Honestly, if you are anything other than a casual user, and don't have devices with support baked in already, it's crazy not to spend ~£60 on a pair of security keys for passkey/U2F. It's not a lot of money and is just so much more secure.
100% this. A secure enclave or a hardware key is the only way to keep your key material safe.
Also, app sandboxing should be the default. macOS App Store Apps are sandboxed. Unfortunately, these days the standard is still for applications to have unfettered access to a user's files.
[1] Passkeys can also be on a security key, but e.g. Yubikeys only have a small number of resident key slots and I think passkeys to most people means key material synced through iCloud/1Password/your favorite cloud.
A VM with GPU passthrough set up would be one example (although this is usually a pain to set up and I expect most people aren't doing it).
As a more user-friendly example, if you install an iOS app (local-model LLM and image generation apps exist), the sandboxing provided by the OS ought to be more than enough to prevent keyloggers, short of 0day exploits.
So, don't run stuff as root. If it needs root access, run it in a virtual machine (personally I use qubes os for this).
They have a couple of other tools hosted on HuggingFace, both having the malicious dependencies and both requiring entering API keys, namely:
"SillyTavern Character Generator": https://archive.is/gETq3 (requirements.txt: https://archive.is/xqqtA)
"Image Description with Claude Models and GPT-4 Vision": https://archive.is/6Ydgs (requirements.txt: https://archive.is/9Sp5C)
They've also posted some BeamNG mods, and were casting doubt on accusations that some other account's mod contained malware: https://archive.is/zLiaZ
That other account's reddit profile: https://archive.is/r9V1M
If you download code off some unknown person's GitHub repo, you'd be stupid not to read it very very carefully!
Even inspecting the code is not enough because a lot of security vulnerabilities are not obvious. Basically, security is hard, and often there are not a lot of good solutions.
Here are some tricks I have found which have helped me minimize my risk:
1) Use different machines for different purposes. Basically, you should not use 1 PC (or Mac) for everything. I have one for my finances, one for gaming, and a general-purpose PC. If one gets hacked, the others are still fine.
2) Get software from trustworthy sources. Most of the major software companies are not going to ship malicious code. For open-source software, use software from popular projects which have a good reputation.

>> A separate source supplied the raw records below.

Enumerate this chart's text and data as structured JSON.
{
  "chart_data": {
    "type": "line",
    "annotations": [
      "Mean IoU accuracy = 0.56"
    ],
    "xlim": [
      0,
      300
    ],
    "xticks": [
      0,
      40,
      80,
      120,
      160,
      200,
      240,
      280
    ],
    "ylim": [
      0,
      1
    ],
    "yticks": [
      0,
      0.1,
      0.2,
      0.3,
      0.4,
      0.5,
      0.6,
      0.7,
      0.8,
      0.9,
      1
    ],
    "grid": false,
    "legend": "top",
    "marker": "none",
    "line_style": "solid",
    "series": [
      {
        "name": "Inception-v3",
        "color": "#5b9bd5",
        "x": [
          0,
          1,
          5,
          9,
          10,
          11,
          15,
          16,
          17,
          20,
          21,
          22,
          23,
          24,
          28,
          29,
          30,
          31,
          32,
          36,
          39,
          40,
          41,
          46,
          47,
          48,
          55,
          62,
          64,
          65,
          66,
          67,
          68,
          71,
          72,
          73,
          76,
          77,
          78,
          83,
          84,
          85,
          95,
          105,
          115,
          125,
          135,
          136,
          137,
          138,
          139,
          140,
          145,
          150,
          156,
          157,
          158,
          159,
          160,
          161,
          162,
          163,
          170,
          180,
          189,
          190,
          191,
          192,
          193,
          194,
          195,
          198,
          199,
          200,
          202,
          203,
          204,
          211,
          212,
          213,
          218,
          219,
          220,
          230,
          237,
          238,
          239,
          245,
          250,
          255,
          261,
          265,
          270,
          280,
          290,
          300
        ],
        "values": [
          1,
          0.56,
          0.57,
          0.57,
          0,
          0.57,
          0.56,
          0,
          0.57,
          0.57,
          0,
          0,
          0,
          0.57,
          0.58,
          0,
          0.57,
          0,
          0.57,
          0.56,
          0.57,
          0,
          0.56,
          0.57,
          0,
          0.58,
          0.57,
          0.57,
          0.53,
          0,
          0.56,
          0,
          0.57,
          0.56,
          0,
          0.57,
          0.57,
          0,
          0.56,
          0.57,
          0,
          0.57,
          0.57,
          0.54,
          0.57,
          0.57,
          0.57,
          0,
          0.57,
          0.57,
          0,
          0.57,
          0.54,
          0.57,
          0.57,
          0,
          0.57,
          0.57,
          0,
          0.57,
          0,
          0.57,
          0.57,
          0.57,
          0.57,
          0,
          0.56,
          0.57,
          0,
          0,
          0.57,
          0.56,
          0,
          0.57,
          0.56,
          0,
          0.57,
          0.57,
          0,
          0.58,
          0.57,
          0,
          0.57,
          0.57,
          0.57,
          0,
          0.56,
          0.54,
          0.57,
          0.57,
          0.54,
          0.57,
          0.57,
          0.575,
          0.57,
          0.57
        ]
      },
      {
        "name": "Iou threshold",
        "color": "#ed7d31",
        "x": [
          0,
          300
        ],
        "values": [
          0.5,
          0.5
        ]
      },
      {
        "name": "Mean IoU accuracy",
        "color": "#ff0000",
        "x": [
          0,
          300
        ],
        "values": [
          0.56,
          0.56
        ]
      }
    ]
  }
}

3) Ask yourself why is someone providing this software? Is it for money? Are they creating it because they enjoy it? How do they support themselves? For example, Google's business model is building a dossier on people so it can deliver ads they are more likely to click on. When Google gives you something for "free", they will probably use it to track you, or track visitors to your website.
4) Support the people who build the software you use. If its commercial software, pay for it, do not pirate it. If it's open source, donate time or money to the projects you use. Also, thank the people who work on the software, and ALWAYS treat them with respect.
5) Avoid pirated software, software from "free" porn web sites, etc. People who provide illegal software, or sketchy software are probably willing to put back doors in it.
On this topic, how much should a person trust central repositories of well-known operating system distributions (e.g. Arch, Debian)? I know only trusted people can upload to them, and the only time I've ever heard of malware slipping past them was XZ, but I don't know how much care they take.